The finished CWL workflow file looks like this:

#!/usr/bin/env cwl-runner

cwlVersion: v1.2
class: Workflow

inputs:
- id: speakers
  type: File
- id: population
  type: File

outputs:
- id: image
  type: File
  outputSource: plot/figure

steps:
- id: calculation
  in:
    population: population
    speakers: speakers
  run: '../calculation/calculation.cwl'
  out:
  - results
- id: plot
  in:
    data: calculation/results
  run: '../plot/plot.cwl'
  out:
  - figure

The workflow now can be executed using a standard CWL runner like cwltool or using SciWIn-client's internal runner. SciWIn's internal runner is still in a testing phase so it will not be able to support all features cwltool does, but is does support everything the client can generate. CWL can either be executed by using commandline arguments or by using a input file in YAML format. For this demo the following input file (inputs.yml) is used:

population:
  class: File
  location: data/population.csv
speakers:
  class: File
  location: data/speakers_revised.csv

Before running the workflow the output files of the script execution should be deleted to verify the correct execution. The workflow can be executed locally by using the following command which concludes this example.
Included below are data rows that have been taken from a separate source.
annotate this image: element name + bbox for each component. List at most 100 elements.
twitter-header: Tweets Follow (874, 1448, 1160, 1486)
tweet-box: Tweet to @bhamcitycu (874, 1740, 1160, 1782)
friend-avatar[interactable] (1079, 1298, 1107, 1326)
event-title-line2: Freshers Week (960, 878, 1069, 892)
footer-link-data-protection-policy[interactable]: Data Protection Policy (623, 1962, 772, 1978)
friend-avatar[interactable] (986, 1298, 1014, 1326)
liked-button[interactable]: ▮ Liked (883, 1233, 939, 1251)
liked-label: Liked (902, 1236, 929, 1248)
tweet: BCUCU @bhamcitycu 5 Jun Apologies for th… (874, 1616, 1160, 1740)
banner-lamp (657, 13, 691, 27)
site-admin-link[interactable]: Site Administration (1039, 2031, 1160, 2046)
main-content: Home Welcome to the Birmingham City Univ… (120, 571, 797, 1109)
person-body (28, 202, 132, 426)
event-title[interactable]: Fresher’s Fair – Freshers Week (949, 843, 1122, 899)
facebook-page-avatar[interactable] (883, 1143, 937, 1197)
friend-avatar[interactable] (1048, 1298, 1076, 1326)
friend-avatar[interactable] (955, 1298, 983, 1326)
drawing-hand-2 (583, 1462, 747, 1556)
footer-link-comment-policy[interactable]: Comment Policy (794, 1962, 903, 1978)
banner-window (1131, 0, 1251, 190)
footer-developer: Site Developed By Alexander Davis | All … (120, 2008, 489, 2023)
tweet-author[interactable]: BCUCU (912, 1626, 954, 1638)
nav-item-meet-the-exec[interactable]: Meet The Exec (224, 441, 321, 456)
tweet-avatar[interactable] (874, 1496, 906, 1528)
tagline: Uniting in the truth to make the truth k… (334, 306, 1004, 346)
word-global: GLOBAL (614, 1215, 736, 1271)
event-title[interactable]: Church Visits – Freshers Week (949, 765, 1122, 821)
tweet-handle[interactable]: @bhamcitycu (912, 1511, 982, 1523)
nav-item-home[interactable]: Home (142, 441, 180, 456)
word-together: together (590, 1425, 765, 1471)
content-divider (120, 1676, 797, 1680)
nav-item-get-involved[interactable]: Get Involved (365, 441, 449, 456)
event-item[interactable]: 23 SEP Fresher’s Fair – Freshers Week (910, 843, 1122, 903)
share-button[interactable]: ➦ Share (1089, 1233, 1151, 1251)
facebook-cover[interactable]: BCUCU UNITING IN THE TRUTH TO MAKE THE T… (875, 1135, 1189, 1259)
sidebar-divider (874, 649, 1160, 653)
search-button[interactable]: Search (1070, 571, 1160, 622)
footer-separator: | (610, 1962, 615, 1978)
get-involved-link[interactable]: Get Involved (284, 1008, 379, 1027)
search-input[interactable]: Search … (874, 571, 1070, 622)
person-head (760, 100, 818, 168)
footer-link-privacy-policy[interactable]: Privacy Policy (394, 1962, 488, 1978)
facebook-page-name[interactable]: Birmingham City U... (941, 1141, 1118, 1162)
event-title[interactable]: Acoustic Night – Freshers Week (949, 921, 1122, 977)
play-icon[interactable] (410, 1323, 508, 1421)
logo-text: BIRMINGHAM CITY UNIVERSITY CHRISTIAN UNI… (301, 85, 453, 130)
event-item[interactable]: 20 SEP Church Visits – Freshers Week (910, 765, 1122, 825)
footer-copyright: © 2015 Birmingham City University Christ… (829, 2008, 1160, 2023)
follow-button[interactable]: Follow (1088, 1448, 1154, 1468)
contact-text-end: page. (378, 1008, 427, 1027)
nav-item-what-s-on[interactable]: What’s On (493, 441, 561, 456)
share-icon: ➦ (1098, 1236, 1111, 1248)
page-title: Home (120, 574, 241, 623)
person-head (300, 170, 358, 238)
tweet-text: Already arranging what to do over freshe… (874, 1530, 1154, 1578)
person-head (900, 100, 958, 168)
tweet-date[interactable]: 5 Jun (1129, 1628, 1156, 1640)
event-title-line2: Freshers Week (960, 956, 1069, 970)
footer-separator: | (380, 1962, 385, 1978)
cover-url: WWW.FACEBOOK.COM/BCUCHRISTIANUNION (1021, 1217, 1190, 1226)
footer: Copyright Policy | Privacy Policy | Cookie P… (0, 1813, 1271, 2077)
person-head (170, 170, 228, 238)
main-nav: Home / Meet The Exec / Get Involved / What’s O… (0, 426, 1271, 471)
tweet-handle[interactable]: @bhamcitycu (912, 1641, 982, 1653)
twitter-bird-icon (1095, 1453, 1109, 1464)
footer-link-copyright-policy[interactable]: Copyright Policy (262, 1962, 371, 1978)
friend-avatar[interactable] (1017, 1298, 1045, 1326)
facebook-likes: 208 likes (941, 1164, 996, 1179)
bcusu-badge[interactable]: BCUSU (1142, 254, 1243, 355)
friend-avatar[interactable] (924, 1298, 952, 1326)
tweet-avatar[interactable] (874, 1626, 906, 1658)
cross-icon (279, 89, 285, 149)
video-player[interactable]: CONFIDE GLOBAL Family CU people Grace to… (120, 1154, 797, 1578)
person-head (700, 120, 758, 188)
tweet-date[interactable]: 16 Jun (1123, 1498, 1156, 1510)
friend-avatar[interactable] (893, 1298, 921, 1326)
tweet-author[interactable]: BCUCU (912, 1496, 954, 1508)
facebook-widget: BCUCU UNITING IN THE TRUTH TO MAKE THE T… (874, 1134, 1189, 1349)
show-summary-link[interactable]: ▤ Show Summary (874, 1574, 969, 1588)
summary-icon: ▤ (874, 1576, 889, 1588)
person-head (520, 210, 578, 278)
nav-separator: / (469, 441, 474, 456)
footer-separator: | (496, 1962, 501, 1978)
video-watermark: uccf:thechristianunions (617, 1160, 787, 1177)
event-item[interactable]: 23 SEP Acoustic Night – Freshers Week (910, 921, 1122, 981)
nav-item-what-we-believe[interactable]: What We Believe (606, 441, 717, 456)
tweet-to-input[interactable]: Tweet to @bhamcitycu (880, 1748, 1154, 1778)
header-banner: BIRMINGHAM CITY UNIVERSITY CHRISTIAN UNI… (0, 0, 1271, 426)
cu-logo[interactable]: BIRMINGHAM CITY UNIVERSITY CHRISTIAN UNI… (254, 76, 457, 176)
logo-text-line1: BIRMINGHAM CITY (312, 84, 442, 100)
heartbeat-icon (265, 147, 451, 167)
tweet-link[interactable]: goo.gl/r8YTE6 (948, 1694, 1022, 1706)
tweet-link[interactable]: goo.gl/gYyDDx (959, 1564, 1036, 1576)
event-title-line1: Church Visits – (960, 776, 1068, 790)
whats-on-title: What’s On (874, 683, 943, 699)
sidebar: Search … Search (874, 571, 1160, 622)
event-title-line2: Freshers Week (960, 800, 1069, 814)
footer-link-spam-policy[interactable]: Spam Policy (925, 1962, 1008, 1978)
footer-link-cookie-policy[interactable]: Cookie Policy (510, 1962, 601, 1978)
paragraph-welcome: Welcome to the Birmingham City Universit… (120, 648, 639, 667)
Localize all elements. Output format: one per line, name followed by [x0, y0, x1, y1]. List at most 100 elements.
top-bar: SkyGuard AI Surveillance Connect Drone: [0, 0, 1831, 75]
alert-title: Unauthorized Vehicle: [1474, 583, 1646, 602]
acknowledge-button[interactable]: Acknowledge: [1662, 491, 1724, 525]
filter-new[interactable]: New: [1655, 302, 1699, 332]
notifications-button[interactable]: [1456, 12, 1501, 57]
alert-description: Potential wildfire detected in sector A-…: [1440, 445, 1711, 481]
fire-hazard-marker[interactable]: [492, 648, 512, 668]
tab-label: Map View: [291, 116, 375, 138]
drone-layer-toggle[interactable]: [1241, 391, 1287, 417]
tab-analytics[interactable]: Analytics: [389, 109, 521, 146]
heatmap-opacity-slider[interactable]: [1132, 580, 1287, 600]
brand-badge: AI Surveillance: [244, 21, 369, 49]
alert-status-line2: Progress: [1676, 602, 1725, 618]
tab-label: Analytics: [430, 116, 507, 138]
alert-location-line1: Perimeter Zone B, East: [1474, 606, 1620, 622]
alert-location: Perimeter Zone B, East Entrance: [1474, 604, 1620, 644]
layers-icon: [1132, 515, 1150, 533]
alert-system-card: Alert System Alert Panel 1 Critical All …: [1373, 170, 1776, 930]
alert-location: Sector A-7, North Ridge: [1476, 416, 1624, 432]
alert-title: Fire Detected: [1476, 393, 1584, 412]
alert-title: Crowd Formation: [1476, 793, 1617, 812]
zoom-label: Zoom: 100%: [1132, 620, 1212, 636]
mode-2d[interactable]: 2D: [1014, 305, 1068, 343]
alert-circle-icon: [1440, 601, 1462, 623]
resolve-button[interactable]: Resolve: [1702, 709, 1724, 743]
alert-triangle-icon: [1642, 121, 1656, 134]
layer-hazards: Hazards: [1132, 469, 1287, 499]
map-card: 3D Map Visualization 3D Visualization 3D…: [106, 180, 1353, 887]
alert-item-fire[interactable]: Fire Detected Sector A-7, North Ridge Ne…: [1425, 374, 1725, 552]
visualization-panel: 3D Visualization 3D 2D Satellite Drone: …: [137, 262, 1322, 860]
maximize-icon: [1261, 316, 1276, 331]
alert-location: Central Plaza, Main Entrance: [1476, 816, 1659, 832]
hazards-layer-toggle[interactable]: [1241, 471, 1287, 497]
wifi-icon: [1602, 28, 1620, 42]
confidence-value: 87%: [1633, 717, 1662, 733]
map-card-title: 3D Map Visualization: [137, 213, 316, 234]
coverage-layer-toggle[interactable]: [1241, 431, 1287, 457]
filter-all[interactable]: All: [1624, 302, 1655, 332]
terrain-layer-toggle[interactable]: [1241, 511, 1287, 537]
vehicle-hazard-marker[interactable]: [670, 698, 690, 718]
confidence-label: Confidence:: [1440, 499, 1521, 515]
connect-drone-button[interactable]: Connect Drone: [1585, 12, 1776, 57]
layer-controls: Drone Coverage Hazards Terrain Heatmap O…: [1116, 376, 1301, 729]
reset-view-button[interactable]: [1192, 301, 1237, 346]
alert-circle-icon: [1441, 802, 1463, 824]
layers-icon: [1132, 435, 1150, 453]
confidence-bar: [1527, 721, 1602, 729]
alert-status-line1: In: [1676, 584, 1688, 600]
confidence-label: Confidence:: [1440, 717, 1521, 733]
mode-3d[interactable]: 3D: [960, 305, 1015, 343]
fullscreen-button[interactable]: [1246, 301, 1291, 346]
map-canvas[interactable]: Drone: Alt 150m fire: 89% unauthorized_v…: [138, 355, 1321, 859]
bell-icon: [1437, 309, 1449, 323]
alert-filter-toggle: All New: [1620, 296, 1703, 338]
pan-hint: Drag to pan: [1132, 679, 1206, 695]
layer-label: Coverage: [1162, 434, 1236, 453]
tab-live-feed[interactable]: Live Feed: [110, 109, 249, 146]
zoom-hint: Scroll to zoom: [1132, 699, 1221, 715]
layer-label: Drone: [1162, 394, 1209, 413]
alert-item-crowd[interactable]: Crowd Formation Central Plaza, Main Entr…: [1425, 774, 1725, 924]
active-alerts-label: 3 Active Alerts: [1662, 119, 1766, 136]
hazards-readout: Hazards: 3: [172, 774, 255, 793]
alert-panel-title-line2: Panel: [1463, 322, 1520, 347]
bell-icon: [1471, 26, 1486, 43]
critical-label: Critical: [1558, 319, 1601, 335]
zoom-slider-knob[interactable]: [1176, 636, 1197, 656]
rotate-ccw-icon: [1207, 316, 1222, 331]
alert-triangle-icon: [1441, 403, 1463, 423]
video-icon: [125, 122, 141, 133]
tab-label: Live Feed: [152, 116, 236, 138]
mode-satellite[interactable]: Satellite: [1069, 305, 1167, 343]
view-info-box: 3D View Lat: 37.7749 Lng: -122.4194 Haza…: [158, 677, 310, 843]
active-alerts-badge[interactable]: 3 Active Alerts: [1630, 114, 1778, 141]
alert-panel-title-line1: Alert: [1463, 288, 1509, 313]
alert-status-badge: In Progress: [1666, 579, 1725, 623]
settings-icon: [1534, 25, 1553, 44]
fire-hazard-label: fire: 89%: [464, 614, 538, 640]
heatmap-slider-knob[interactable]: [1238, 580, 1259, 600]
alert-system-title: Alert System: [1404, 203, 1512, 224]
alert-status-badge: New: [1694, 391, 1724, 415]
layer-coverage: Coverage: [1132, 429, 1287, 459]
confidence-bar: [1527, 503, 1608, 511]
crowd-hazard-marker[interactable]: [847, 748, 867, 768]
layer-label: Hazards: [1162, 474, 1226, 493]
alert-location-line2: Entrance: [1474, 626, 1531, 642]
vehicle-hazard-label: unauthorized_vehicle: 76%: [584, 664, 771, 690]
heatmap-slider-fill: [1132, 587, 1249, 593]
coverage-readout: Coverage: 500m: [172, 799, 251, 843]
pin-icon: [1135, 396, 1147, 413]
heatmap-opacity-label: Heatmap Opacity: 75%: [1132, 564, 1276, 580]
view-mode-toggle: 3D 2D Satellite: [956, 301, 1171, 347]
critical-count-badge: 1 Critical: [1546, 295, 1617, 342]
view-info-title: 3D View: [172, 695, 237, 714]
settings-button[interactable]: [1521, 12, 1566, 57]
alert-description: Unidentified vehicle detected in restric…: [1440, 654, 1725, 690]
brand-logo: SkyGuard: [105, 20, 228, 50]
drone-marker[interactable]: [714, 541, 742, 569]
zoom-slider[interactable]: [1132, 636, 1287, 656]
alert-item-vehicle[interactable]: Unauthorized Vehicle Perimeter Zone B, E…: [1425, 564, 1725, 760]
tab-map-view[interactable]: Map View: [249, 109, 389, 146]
s4n execute local workflows/main/main.cwl inputs.yml
# 💻 Executing "workflows/main/main.cwl" using SciWIn's custom runner. Use `--runner cwltool` to use reference runner (if installed). 
# ⚠️  The internal runner currently is for testing purposes only and does not support containerization, yet!
# 🚲 Executing CommandLineTool "workflows/main/../calculation/calculation.cwl" ...
# 📁 Created staging directory: "/tmp/.tmpo1VAdn"
# ⏳ Executing Command: `python workflows/calculation/calculation.py --speakers /tmp/.tmpo1VAdn/data/speakers_revised.csv --population /tmp/.tmpo1VAdn/data/population.csv`
# 📜 Wrote output file: "/tmp/.tmp7ol6bV/results.csv"
# ✔️  CommandLineTool "workflows/main/../calculation/calculation.cwl" executed successfully in 196ms!
# 🚲 Executing CommandLineTool "workflows/main/../plot/plot.cwl" ...
# 📁 Created staging directory: "/tmp/.tmphnWjUa"
# ⏳ Executing Command: `python workflows/plot/plot.py --data /tmp/.tmphnWjUa/results.csv`
# 📜 Wrote output file: "/tmp/.tmp7ol6bV/figure.png"
# ✔️  CommandLineTool "workflows/main/../plot/plot.cwl" executed successfully in 1s!
# {
#   "image": {
#     "location": "file:///home/ubuntu/test_project/figure.png",
#     "basename": "figure.png",
#     "class": "File",
#     "checksum": "sha1$65a86b4fa5d42ee81ecda344fc1030c61ad6cb06",
#     "size": 40074,
#     "path": "/home/ubuntu/test_project/figure.png"
#   }
# }
# ✔️  Workflow "workflows/main/main.cwl" executed successfully in 1s!